In a lengthy interview with CNN, Meadows said he wished Short and any Americans who have contracted the virus well but declined to identify how many staffers inside the vice president’s office or the White House have tested positive or reported symptoms over the last week.

“We don’t give out that kind of information,” Meadows said.

The New York Times reported Saturday that at least four members of Pence’s staff had tested positive in the past few days and that Meadows “had sought to keep news of the outbreak from becoming public.”

“When we actually have people’s health at risk,” Meadows explained Sunday, “sharing personal information is not something that we should do, not something that we do actually do, unless it’s the vice president or the president or someone that’s very close to them where there’s people in harm’s way.”

The second White House outbreak is yet another reminder of the administration’s uneven response to the pandemic. Trump, first lady Melania Trump, their teenage son Barron Trump, White House advisers Hope Hicks and Stephen Miller and several other staffers have all tested positive for Covid-19 in recent weeks.

The president was briefly hospitalized with the virus earlier this month but has since recovered and held a series of multiple rallies, crisscrossing the country to rescue his flagging campaign. But masks are not required to attend the president’s crowded rallies, a stark contrast from the intimate, socially distant in-person and drive-in events former Vice President Joe Biden has. Polls show Trump trailing Biden in national and several battleground state surveys.

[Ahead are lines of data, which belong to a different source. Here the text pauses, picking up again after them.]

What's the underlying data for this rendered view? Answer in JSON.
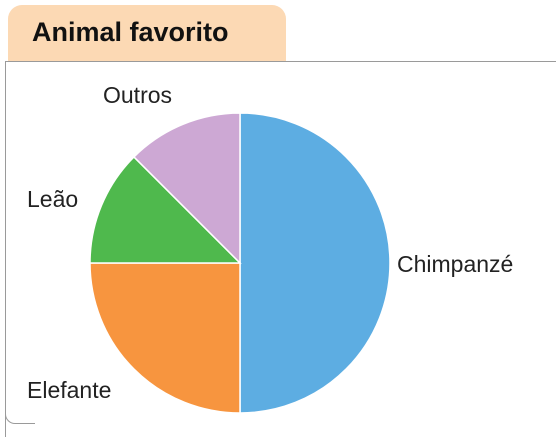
{
  "chart_data": {
    "type": "pie",
    "title": "Animal favorito",
    "categories": [
      "Chimpanzé",
      "Elefante",
      "Leão",
      "Outros"
    ],
    "values": [
      50,
      25,
      12.5,
      12.5
    ],
    "colors": [
      "#5dade2",
      "#f7953f",
      "#4fb94d",
      "#cda8d4"
    ],
    "start_angle_deg": 0,
    "direction": "clockwise",
    "legend": "none"
  }
}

Pence will also continue to campaign, despite recommendations from the Centers for Disease Control and Prevention to quarantine for 14 days. But Meadows said the vice president, who the White House insists is an essential worker, will wear a mask.

“I spoke to the vice president last night at midnight, and I can tell you that what he’s doing is wearing a mask, socially distancing and when he goes up to speak, he will take the mask off, put it back on,” Meadows said. “He’s wearing a mask as it relates to this particular thing because the doctors have advised him to do that.”

Meadows added that the U.S. needs to make sure it has mitigation factors such as therapeutics, vaccines and other treatments to prevent deaths. He also said Americans, including the president, should “certainly” follow CDC guidelines, but when it comes to wearing masks at rallies, he said, it’s not mandated because, “We live in a free society.”

“When we look at the number of cases increasing, what we have to do is make sure that we fight it with therapeutics and vaccines, take proper mitigation factors in terms of social distancing and masks when we can,” he said. “And when we look at this, we’re going to defeat it, Jake, because what we are, we’re Americans. We do that, and this president is leading while Joe Biden is sitting there suggesting that we’re going to mandate masks.”

Kate Bedingfield, Biden’s deputy campaign manager, told NBC’s Chuck Todd on “Meet the Press” that only one candidate is campaigning safely. She cited a recent news report of coronavirus spikes following Trump’s campaign events, which she called health-jeopardizing “super-spreader rallies.“

“We’re never going to do that. You know, first and foremost, we are going to be looking out for public safety,” Bedingfield said. “We’ve done that from the outset of the pandemic. I think we have campaigned aggressively and creatively and safely, and you know, frankly, I think that’s what Americans are looking for.”